I grew up an airline brat. My father held various middle-management positions for several well known carriers. Airline brats like me were chronically oblivious. In the glorious days after deregulation and before the days of frequent flyer miles, I, the only child of the Manager of Accounting, flew first class everywhere. It was a world of air travel as different from today as anything could be. I was the oblivious airline brat along for the ride.
And in all those trips, the synchronized words of all the then stewardesses and stewards became immortalized in my brain. It wasn’t until I was an adult and days of first class travel long past that I realized I had learned what has now become my most profound of beliefs from those many airline orators. At 35 years, I have yet to find a situation or an experience in my life where the words didn’t hold true.
The way I remember the phrase it goes something like this: “in the event of cabin pressure drop, oxygen masks will fall. Please don your own mask first before donning the mask of your children.” I remember for years thinking this phrase was utterly ridiculous. Why would someone risk the life of their child by being so insanely selfish as to put on their own mask first? Who would do this?
Today, I finally understand the true wisdom of phrase, that it’s stern conveyance is essential to our human lives and the health of our souls. It is the most unselfish of all acts in truth. I believe that survival and eventually, growth, is based on taking care of ourselves first. Sometimes donning our own mask is the most primal and desperate of acts, required before we even stand a chance of giving anything to others. Without grounding yourself, you cannot possibly withstand the flailing of another, the impossibleness of a situation, moments that feel like and in some case be, an eternity. It is essential that in the most serious and irrational of these moments, to take care of yourself, even if the world around you is falling apart and requiring attention. In doing so, you give others hope. By committing this act, you remain present in space and time, solid and rooted. When you put on your own mask you give yourself hope.

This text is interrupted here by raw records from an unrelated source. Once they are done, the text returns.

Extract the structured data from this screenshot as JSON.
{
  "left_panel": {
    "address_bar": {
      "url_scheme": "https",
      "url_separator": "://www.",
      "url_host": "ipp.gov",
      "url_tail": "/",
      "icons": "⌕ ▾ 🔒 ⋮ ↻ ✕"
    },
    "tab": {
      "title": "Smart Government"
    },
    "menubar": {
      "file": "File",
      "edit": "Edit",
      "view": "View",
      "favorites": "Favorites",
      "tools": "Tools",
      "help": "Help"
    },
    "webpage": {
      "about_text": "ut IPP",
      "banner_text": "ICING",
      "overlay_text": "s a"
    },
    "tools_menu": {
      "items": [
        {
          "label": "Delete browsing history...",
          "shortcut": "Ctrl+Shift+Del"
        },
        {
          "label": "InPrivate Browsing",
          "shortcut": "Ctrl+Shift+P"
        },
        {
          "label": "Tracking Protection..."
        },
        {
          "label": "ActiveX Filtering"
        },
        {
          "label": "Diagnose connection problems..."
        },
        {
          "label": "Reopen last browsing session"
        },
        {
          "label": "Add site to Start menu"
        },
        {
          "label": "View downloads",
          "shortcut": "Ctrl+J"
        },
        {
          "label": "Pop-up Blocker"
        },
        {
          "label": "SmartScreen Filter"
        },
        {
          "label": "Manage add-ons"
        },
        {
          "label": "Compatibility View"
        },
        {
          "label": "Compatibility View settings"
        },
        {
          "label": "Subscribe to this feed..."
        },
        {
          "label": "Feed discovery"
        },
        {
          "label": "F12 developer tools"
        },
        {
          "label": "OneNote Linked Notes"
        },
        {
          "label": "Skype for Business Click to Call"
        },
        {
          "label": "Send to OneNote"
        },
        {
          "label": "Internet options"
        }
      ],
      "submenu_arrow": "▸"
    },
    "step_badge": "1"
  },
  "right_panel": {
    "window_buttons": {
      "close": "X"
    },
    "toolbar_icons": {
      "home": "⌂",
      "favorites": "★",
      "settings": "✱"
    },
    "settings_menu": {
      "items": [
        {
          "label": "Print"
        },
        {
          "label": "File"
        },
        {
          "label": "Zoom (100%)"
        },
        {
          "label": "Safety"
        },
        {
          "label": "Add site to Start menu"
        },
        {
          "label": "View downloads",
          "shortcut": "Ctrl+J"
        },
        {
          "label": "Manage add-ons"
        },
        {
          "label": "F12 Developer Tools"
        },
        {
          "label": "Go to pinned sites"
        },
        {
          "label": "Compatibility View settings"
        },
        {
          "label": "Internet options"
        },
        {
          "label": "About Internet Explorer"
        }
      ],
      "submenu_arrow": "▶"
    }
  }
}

On a recent flight home from a business trip I rode coach. I had spent the flight writing, my one true love in life. When the plane landed I opened my cell phone and began a series of text messages. Each contained an assortment of words of love, missing, thoughtfulness, kindness and extension of myself – of wholly donning the masks of my children, all those who share this immediate world with me. I was full and I could breathe and in that, had the space and time to give myself without relinquish or expectation, to others. The airline brat, now all grown up, still travelling, and no longer oblivious.